Appointed to Cummings School faculty last December, Gorenberg is on the clinic floor treating large and small animals and training students, interns, and residents. She will continue researching cardiovascularly active drugs and critical care for small and large animals. She is excited to be back—the combination of the hospital culture, treating large and small animal patients, and working again with former mentors in an academic environment were all huge draws.

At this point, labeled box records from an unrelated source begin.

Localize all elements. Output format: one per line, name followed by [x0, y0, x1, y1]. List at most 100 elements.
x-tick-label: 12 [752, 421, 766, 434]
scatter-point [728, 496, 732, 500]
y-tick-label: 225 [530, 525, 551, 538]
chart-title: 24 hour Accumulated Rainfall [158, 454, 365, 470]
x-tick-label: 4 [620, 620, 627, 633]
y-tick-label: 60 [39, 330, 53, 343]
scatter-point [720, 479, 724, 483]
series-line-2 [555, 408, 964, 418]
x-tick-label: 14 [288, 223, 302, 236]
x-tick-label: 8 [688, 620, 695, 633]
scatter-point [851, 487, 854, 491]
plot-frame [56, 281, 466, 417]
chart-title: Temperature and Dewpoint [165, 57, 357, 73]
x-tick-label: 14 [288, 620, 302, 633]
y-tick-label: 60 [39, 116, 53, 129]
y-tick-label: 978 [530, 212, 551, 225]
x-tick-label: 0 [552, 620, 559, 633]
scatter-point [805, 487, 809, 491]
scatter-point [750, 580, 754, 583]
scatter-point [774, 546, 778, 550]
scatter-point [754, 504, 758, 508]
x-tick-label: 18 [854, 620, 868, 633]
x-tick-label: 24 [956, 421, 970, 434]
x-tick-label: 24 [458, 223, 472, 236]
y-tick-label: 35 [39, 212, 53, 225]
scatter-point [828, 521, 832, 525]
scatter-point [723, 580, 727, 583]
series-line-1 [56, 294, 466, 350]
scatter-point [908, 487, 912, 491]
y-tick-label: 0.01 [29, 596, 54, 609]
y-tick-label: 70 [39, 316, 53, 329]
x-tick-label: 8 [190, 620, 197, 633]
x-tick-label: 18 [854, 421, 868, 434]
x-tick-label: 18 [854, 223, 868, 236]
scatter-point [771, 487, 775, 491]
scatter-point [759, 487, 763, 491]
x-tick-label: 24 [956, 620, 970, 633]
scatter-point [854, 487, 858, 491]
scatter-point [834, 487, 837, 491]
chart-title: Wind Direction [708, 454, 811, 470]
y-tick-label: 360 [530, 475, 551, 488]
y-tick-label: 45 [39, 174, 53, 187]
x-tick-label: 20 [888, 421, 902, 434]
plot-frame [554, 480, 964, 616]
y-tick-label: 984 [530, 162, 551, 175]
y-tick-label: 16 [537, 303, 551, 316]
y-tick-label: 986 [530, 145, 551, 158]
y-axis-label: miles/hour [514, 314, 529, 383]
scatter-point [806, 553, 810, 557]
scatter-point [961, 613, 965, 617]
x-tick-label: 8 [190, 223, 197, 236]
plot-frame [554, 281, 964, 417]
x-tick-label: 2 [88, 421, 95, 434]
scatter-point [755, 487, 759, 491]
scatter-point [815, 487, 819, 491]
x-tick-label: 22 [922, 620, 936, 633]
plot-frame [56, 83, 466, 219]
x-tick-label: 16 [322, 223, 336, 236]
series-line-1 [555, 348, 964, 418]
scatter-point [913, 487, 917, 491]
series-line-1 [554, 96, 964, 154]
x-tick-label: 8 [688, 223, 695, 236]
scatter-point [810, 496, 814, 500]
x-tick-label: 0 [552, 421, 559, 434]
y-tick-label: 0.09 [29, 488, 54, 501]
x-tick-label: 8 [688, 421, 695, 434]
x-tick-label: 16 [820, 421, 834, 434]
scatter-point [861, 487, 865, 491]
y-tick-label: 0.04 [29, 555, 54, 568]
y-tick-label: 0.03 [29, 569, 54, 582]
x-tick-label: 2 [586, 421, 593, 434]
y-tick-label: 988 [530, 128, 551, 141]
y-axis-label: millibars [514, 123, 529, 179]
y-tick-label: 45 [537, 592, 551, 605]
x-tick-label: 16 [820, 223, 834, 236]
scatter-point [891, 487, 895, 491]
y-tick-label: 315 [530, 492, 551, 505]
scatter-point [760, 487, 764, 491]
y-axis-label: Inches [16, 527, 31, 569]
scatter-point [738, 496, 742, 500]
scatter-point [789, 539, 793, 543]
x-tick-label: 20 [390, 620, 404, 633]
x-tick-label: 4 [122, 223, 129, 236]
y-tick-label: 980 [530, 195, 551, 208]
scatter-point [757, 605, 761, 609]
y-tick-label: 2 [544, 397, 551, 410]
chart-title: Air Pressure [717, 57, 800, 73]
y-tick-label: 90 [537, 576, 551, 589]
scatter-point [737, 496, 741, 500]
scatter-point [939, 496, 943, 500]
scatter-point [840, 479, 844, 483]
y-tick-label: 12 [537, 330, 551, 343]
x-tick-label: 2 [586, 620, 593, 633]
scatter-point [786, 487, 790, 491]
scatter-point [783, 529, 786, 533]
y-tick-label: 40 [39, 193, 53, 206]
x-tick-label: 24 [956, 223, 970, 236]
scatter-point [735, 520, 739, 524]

“It's a dynamic place to work and helps me continue to question the way I practice medicine, learn from my colleagues, and stay at the forefront of active research,” she says.

Gorenberg reflects on her time as a veterinary student, when she initially found anesthesia intimidating, “I see a lot of students who feel similarly. That comes from a good place—it’s a lot of responsibility. One of my goals is to demystify it and make it something they’re comfortable with. Most of our students are going to be involved with sedating animals and anesthesia in some way, so allowing them to feel more confident is really important.”

Gorenberg still writes poetry and nonfiction and meets monthly with a collective of writing friends from her MFA program.

“My interests have continued to diversify as I've done different things with my career,” says Gorenberg. “At Tufts [Cummings School], there are so many strong avenues within the hospitals for students to investigate all different aspects of vet med—public health, the wildlife clinic, zoological medicine, small and large animals. That's my favorite thing about the field: there's so much diversity in what you can do.”